I had a few other topics I was considering blogging on, including the lovely but somewhat unusual seder I went to last night, the death of Anna Nicole Smith (which ought to be old news by now, but you'd hardly tell it by watching television) and actually something strange I recently saw at McDonald's; but I had something that really touched my heart in a surprisingly special way in the last 24 hours, and I intend to write on that.
Elizabeth Edwards, wife of Democratic Presidential candidate John Edwards, has recently had a remission of her cancer, for those who didn't manage to pick up that tidbit of information from between reports of Anna Nicole's death. Back in 2004, she had been diagnosed with breast cancer, and while it seemed for some time that she had managed to beat it, it seems that the cancer had spread to her bones, and this time, there is nothing that can be done about it.
The latest issue of Newsweek features a short interview with Edwards on the topic of her coping with cancer, and in reading it, I found a lot of truly inspirational stuff. The one thing that really jumped out at me was that the interviewer asked her essentially about how it had affected her faith. Years before, Edwards had lost her 16-year-old son in a car accident, and she started to speak about her reflections on God's treatment of her and her family.
I had to think about a God who would not save my son. Wade was—and I have lots of evidence; it's not just his mother saying it—a gentle and good boy.This is the sort of thing that I hear so many people struggle with when they talk about faith. I've blogged on it several times. It seems so often that I hear people who come to this issue, and they don't so much "struggle" with the idea, it seems, but come to a quick conclusion: There must be no God. (Not that I want to cheapen the power of that conclusion; some people may not have jumped to it so easily, and yet still arrived there. Faith (or lack thereof) is a personal thing.)
Philosophers discuss it. Pastors preach on it. Complex theological concepts are batted around by both professionals and laymen like myself.
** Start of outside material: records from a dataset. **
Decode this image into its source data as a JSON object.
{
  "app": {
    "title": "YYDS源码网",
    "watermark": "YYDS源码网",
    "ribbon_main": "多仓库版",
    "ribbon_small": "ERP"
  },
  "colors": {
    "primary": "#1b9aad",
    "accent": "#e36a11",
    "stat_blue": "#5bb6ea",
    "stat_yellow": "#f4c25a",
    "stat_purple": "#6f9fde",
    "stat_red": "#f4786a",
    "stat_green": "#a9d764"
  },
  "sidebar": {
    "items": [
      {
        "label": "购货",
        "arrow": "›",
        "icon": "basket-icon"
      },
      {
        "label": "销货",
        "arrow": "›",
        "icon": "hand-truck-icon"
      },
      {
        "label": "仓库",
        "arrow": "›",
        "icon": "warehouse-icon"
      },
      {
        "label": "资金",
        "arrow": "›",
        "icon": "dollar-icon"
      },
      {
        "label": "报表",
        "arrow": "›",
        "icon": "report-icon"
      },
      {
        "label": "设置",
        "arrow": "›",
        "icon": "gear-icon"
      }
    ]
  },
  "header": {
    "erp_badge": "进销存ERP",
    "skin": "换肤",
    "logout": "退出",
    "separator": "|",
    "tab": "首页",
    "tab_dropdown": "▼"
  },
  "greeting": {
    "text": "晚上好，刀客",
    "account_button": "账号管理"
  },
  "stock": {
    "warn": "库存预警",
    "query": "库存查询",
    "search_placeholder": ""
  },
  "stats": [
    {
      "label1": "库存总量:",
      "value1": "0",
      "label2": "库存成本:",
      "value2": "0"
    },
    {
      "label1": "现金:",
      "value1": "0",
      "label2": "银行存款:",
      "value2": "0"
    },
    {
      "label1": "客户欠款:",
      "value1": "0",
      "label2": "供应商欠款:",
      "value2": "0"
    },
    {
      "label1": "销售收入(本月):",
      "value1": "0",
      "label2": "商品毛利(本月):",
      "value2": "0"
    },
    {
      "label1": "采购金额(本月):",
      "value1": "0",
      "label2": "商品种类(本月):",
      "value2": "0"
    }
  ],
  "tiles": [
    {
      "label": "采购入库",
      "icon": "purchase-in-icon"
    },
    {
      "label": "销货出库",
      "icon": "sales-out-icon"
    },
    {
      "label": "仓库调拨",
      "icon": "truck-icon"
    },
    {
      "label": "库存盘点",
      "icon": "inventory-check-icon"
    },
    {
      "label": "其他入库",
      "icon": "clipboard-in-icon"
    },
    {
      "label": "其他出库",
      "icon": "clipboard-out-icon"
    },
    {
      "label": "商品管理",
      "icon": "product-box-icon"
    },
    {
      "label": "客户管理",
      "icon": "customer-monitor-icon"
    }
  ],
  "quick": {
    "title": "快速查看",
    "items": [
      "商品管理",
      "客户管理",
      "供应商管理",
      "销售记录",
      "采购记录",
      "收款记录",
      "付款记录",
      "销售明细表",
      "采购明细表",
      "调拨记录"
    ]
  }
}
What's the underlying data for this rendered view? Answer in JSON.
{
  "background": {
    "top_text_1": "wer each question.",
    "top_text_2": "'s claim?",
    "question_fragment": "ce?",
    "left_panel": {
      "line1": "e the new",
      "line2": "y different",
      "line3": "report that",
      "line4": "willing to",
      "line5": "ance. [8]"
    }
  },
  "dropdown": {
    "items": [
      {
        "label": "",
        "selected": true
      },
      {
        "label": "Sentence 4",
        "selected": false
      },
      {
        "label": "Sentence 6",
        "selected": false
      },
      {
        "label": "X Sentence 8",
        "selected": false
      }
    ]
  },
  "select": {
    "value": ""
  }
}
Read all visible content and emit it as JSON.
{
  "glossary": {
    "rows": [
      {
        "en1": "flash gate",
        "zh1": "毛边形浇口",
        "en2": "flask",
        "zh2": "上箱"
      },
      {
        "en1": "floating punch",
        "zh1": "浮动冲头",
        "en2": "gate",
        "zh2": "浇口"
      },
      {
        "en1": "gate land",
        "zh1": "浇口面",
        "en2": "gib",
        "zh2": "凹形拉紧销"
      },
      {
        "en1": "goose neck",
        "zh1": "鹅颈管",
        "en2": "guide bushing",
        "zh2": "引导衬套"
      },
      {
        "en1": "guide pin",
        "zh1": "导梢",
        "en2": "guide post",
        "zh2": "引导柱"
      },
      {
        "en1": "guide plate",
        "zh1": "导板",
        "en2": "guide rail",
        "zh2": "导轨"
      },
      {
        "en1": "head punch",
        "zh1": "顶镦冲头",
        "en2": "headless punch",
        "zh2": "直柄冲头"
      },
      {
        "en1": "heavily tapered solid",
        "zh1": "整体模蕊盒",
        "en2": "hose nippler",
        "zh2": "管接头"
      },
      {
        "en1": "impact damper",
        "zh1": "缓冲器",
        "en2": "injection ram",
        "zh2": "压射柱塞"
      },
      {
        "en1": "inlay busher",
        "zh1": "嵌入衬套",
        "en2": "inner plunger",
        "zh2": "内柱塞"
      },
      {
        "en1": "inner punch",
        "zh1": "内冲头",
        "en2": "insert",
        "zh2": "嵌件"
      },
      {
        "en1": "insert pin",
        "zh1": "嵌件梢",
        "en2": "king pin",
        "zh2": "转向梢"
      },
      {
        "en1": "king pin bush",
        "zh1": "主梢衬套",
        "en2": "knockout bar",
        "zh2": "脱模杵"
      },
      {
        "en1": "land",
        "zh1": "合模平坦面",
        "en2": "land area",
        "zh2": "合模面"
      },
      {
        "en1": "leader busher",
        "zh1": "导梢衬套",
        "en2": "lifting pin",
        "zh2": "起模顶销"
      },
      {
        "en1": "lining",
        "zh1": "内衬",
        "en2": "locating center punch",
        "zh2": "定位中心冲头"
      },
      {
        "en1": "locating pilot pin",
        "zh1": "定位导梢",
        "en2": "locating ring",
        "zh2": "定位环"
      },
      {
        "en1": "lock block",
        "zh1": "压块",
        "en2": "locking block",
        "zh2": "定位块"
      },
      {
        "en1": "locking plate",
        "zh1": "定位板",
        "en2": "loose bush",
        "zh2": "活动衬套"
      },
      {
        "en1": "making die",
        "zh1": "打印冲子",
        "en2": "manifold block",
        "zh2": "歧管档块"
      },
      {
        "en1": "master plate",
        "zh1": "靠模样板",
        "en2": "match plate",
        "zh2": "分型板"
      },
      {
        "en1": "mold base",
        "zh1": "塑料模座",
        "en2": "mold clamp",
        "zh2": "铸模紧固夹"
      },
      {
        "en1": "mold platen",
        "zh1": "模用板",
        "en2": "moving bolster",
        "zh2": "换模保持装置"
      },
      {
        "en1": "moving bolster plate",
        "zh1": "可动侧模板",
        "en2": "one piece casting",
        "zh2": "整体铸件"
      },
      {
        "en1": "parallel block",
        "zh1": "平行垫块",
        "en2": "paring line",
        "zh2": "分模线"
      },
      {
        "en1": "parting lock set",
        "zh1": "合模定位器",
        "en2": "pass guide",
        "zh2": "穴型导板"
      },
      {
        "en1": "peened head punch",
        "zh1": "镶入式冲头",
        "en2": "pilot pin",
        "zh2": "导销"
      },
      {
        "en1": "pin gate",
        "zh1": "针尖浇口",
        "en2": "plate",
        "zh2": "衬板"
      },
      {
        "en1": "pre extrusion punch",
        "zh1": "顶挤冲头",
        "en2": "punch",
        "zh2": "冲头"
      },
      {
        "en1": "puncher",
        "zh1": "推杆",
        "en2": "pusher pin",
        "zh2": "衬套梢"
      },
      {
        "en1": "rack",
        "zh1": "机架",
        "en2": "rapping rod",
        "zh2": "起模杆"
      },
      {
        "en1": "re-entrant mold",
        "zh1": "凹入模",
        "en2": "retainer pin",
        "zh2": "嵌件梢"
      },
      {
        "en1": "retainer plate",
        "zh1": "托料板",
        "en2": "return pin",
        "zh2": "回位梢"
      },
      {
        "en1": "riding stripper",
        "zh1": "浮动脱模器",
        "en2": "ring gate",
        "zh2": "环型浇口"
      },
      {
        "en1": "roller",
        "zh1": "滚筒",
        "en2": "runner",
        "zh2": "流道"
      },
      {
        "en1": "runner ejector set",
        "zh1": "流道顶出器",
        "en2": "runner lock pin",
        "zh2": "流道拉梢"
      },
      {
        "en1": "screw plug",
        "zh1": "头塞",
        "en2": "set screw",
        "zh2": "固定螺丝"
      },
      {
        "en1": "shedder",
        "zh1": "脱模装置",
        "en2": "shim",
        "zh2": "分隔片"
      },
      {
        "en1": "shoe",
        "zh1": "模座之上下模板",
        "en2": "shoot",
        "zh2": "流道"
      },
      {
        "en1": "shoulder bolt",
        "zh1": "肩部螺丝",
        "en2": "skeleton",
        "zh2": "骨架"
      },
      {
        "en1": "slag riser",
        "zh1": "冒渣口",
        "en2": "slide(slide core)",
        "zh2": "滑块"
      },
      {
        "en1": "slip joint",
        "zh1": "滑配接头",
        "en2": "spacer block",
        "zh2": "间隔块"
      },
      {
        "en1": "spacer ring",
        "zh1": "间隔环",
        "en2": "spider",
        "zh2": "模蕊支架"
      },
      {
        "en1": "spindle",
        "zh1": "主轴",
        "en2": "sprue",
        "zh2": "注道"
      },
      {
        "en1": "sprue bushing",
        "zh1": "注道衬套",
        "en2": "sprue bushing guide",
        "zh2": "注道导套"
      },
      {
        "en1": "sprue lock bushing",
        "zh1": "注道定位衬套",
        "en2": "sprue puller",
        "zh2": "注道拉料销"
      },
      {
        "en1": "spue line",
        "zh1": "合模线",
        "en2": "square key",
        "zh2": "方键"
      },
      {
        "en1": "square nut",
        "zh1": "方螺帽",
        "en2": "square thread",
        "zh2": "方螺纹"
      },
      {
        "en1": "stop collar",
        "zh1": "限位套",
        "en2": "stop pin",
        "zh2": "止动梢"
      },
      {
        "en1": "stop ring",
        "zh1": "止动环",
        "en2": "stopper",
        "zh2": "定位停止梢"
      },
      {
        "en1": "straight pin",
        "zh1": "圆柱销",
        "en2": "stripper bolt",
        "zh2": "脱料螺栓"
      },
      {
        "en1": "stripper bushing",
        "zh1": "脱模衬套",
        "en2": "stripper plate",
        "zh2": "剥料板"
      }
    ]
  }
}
However, there is something simple and profound that perhaps is typified in the book of Job.
Most of you are probably somewhat familiar, but let's review the basics of that book of the Bible, considered by many scholars to probably be the oldest book of the Bible, and one of the oldest philosophical discussions of the problem of suffering. (You may read it here, if you want to, but the book is rather long; you can get the gist of it by reading the first three and last three chapters.) There's this guy Job, and he's an exceedingly good man. God is discussing him with Satan, and Satan claims that Job is only good because he gets rewarded for his goodness by God, and if he had nothing, he wouldn't be such a great guy. So God allows Satan to take away everything Job has, and leave him in poverty. Job's response?
"Naked I came from my mother's womb, and naked I will depart. The LORD gave and the LORD has taken away; may the name of the LORD be praised." (Job 1:21)This alone is pretty impressive. Most of us wouldn't be so complacent. Satan is not satisfied, however. He claims that so long as a man has his health, he hardly is suffering. So God allows Satan to make Job break out in "painful sores from the soles of his feet to the top of his head." Now Job has really sunk to a low point, and most people would expect him to give up his faith. Indeed,
To me, that is real faith, deep faith. Faith that doesn't just expect God to be like a genie that grants your every wish, but knows that God is good and righteous even when you can't see His justice in action. Faith that says,
His wife said to him, "Are you still holding on to your integrity? Curse God and die!"
He replied, "You are talking like a foolish woman. Shall we accept good from God, and not trouble?" (Job 2:9-10)
"Though he slay me, yet will I hope in him..." (Job 13:15)And that's really the point of the book of Job in many ways: that we have to accept God on His own terms, even if that means suffering for our faith. People will make accusations against people of faith (as Job's friends do, later in the book) and against God because they want and expect God to behave a particular way. But God does not live by our rules, if indeed He lives by any rules at all. Should we expect the Creator of the universe to live up to our expectations, or should we only expect Him to be who He claims to be?
What did Edwards come to believe as a result of her personal losses?
...I had to accept that my God was a God who promised enlightenment and salvation. And that's all.This is what touched my heart. It sometimes made me seem like a pessimist to my fellow Christians, but in times past, when I had gone through suffering and loss, there were people who told me that I should expect things to improve, because God was looking out for me. My response? "God was looking out for Job, too, wasn't He?"
But for me, this wasn't pessimism, it was realism. If I take God and say that He's a powerful being who exists to take care of my problems, I don't think I'm being Biblical. Jesus Himself promised that we would have trouble (John 16:33), and who am I to say that Jesus is wrong? This isn't bad. Sure I should hope for the best, but just as I'm not going to limit God by saying that He can't fix all of my problems, on the flipside of that, I'm not going to limit Him by saying that He will fix them. Sure, it takes great faith to expect miracles, but doesn't it also take great faith, to say, like Edwards:
I'm not praying for God to save me from cancer. I'm not. God will enlighten me when the time comes. And if I've done the right thing, I will be enlightened. And if I believe, I'll be saved. And that's all he promises me.I pray that for so many of us unsure in our faith through hard times, that will be enough.